O texto do Executivo estabelece regras para que o ente beneficiado demonstre e dê publicidade à aplicação dos recursos, comprovando a correlação entre o alívio na dívida e as ações desenvolvidas dentro do escopo previsto da calamidade.
O governo estadual ou municipal terá um prazo para apresentar o plano de trabalho ao Ministério da Fazenda. A cada ano, também precisará enviar um relatório comprovando a aplicação das verbas.

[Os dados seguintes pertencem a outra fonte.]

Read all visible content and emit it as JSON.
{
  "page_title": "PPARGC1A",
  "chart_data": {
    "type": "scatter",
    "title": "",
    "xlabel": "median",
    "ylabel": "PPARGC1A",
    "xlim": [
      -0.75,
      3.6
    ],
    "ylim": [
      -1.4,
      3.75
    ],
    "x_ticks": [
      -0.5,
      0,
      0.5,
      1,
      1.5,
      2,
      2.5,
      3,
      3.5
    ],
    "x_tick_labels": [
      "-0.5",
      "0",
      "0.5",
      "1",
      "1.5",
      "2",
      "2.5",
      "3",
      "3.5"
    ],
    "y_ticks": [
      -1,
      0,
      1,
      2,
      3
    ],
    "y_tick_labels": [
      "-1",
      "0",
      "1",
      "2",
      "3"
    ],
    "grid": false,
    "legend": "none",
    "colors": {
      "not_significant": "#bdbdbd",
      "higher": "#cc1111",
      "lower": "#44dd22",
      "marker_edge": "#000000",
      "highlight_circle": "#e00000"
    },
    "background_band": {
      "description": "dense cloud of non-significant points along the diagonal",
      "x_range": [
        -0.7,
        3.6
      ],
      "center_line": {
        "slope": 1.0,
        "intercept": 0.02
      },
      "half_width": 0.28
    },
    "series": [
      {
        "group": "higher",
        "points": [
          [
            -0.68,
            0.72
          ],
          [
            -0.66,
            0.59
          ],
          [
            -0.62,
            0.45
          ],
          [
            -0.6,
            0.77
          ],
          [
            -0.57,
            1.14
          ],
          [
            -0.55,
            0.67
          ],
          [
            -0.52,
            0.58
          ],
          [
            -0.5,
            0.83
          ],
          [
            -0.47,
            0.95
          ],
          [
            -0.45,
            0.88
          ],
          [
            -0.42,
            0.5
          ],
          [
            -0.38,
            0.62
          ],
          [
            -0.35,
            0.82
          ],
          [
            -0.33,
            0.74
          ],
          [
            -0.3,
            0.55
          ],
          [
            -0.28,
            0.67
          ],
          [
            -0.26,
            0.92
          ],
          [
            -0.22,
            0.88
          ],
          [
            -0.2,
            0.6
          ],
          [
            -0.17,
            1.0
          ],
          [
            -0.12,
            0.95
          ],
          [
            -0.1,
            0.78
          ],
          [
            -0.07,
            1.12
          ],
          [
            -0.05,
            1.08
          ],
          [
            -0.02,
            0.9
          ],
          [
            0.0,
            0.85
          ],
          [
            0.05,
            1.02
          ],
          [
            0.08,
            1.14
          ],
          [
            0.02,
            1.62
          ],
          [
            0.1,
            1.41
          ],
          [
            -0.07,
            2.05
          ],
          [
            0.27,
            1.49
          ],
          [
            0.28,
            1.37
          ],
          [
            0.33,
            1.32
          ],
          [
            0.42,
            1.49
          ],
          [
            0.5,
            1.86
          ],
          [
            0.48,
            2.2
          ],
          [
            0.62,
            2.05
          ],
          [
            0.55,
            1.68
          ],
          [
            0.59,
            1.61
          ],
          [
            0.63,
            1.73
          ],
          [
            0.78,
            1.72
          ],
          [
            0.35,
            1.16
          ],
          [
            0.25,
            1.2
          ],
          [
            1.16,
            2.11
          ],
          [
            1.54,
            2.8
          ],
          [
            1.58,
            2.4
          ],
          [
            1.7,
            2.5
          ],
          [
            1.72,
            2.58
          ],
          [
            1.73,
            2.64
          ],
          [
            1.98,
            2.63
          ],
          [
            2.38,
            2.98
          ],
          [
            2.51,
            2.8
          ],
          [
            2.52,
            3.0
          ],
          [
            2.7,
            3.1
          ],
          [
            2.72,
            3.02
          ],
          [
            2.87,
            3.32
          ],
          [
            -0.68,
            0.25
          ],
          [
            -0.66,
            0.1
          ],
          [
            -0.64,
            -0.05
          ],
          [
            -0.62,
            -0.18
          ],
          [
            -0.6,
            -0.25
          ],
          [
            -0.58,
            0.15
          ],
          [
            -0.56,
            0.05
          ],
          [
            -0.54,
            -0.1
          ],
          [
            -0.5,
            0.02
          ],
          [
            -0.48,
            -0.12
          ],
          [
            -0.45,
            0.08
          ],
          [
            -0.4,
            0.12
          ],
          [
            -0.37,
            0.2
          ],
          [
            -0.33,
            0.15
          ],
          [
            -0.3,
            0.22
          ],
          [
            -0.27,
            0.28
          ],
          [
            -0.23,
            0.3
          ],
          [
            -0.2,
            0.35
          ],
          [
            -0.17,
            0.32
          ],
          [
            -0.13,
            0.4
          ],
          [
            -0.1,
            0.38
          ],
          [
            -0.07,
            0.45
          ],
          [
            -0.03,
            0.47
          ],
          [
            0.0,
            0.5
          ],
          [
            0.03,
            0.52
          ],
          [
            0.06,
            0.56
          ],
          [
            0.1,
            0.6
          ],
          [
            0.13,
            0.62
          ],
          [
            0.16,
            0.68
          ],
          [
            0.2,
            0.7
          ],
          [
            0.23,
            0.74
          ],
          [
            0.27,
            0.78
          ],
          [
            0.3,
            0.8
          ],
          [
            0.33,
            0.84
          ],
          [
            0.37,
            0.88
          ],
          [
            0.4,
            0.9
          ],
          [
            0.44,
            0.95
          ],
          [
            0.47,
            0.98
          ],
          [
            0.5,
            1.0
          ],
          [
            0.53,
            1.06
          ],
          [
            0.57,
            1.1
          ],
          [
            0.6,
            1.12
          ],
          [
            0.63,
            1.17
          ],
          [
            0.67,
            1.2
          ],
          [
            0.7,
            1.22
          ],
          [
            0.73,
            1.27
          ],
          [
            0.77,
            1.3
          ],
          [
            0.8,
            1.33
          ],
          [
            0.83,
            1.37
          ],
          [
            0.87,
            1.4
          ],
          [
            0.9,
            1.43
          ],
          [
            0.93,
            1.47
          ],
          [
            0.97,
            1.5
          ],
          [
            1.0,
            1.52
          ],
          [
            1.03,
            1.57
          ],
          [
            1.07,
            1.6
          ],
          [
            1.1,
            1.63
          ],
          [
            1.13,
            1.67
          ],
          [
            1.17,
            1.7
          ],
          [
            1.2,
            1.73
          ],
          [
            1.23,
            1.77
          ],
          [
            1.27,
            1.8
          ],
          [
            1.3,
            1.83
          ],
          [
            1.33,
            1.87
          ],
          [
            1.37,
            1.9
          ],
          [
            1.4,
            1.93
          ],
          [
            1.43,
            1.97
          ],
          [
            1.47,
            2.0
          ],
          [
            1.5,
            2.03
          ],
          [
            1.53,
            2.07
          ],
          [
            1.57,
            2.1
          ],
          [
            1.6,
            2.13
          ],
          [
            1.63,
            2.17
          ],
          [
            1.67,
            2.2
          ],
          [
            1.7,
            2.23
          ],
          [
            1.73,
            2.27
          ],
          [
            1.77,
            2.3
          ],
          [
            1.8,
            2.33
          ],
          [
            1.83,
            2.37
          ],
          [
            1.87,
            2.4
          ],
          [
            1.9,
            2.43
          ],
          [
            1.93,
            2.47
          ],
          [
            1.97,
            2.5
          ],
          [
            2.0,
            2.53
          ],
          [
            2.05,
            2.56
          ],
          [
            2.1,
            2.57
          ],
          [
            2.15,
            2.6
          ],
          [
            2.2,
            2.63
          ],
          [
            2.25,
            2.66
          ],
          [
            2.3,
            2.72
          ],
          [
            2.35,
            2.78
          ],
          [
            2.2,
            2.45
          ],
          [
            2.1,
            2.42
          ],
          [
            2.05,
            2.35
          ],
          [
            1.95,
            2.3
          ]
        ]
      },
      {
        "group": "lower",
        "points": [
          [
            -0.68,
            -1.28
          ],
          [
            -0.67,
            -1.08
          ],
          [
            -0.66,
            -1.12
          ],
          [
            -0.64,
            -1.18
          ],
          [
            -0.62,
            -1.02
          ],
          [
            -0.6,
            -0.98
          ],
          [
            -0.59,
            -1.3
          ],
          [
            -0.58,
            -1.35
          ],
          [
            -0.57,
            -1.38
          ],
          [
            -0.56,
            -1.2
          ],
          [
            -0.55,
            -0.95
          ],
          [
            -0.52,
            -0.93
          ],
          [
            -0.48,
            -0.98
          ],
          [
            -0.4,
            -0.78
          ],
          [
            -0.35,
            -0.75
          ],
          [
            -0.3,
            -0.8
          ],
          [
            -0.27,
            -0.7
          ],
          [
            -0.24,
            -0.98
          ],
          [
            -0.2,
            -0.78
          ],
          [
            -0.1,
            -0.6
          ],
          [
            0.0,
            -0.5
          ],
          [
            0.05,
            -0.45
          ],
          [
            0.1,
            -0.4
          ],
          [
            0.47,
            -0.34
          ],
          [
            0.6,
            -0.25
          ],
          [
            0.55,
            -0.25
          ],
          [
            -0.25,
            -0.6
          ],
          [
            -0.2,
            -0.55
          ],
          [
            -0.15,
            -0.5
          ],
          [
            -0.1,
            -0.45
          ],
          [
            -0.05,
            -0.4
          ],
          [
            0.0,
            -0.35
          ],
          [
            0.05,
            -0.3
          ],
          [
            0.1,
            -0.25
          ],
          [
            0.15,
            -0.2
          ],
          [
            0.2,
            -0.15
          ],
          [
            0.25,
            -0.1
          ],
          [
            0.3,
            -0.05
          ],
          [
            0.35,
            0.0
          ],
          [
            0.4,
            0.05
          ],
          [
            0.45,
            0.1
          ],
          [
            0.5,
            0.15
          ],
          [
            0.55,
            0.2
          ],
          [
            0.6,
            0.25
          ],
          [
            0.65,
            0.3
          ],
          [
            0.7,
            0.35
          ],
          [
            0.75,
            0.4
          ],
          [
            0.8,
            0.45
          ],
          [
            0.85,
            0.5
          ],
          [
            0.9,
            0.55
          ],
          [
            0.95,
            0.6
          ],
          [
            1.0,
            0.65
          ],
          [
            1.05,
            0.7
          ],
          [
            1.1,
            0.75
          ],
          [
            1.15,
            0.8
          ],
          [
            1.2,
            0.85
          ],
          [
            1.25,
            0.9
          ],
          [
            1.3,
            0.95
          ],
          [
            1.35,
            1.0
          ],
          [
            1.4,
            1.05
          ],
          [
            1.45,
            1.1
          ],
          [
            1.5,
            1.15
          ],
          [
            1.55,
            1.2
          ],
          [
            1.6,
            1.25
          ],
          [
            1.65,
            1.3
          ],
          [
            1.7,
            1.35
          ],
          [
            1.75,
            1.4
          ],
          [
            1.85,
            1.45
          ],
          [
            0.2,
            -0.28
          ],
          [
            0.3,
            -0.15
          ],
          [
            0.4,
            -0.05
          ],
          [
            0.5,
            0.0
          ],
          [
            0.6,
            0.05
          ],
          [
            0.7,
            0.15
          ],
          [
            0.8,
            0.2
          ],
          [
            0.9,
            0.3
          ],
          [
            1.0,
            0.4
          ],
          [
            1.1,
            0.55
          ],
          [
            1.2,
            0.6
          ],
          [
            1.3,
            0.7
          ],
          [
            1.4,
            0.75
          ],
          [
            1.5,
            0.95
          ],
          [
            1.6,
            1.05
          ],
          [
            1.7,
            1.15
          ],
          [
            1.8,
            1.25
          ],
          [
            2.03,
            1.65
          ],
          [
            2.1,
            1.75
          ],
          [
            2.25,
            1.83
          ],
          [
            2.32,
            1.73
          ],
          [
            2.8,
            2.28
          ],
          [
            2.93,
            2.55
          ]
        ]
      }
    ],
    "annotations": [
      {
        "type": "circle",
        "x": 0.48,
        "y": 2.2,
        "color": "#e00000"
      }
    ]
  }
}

Em contrapartida à ajuda, o ente beneficiado não poderá, no período da calamidade, criar ou ampliar despesas correntes sem relação com a calamidade, nem instituir ou ampliar renúncias fiscais fora do plano de ação contra a emergência. Exceções deverão ser justificadas à Fazenda.
Após o anúncio, o presidente do Senado afirmou que a situação do Rio Grande do Sul é o "maior problema do Estado brasileiro neste momento" e será tratada com prioridade pelo Congresso.
O presidente da Câmara, Arthur Lira (PP-AL), disse em rede social que o projeto de suspensão da dívida gaúcha será votado ainda esta semana pelo plenário da Casa.
No Palácio do Planalto, Haddad disse que o governo federal não tem um limite estipulado para bancar as medidas de ajuda ao Rio Grande do Sul. "À medida que os problemas forem sendo dimensionados, nós vamos tomar medidas. É muito difícil a essa altura prever até onde nós vamos chegar. Não tem uma estimativa segura", afirmou.
Segundo ele, a reconstrução da infraestrutura é essencial para um estado que tem indústria e é exportador.
"Nós não podemos colocar o crescimento econômico do país a perder em função de falta de infraestrutura. Precisa de aeroporto, precisa de estrada, precisa de tudo para a economia funcionar normalmente", disse.
"Se você economizar agora nisso, você vai ter um prejuízo no crescimento econômico medonho. É um estado pujante, é um estado que precisa crescer mais e não menos. Isso só vai acontecer se a infraestrutura estiver recuperada", alertou o ministro.
Inicialmente, o governo federal planejava suspender a dívida do Rio Grande do Sul durante o período da calamidade. Lula propôs e o Congresso aprovou um decreto legislativo que reconhece o estado de calamidade pública, em decorrência da tragédia climática no Rio Grande do Sul, com duração até 31 de dezembro de 2024.
Nesse período, o alívio seria de R$ 3,5 bilhões. O período da suspensão, porém, foi ampliado em negociações internas dentro do governo. Como mostrou a Folha de S.Paulo, especialistas já calculam uma necessidade de até R$ 100 bilhões para o estado conseguir recuperar sua infraestrutura após os danos causados pelas enchentes.
No Congresso, Pacheco também usou um debate com prefeitos para voltar a cobrar uma solução para a reoneração da folha de pagamento dos municípios. "Tenho a firme convicção que o momento não poderia ser mais propício para essa negociação. Foi preciso um evento das dimensões da tragédia do Rio Grande do Sul para provar que todos estamos no mesmo barco", disse no plenário do Senado.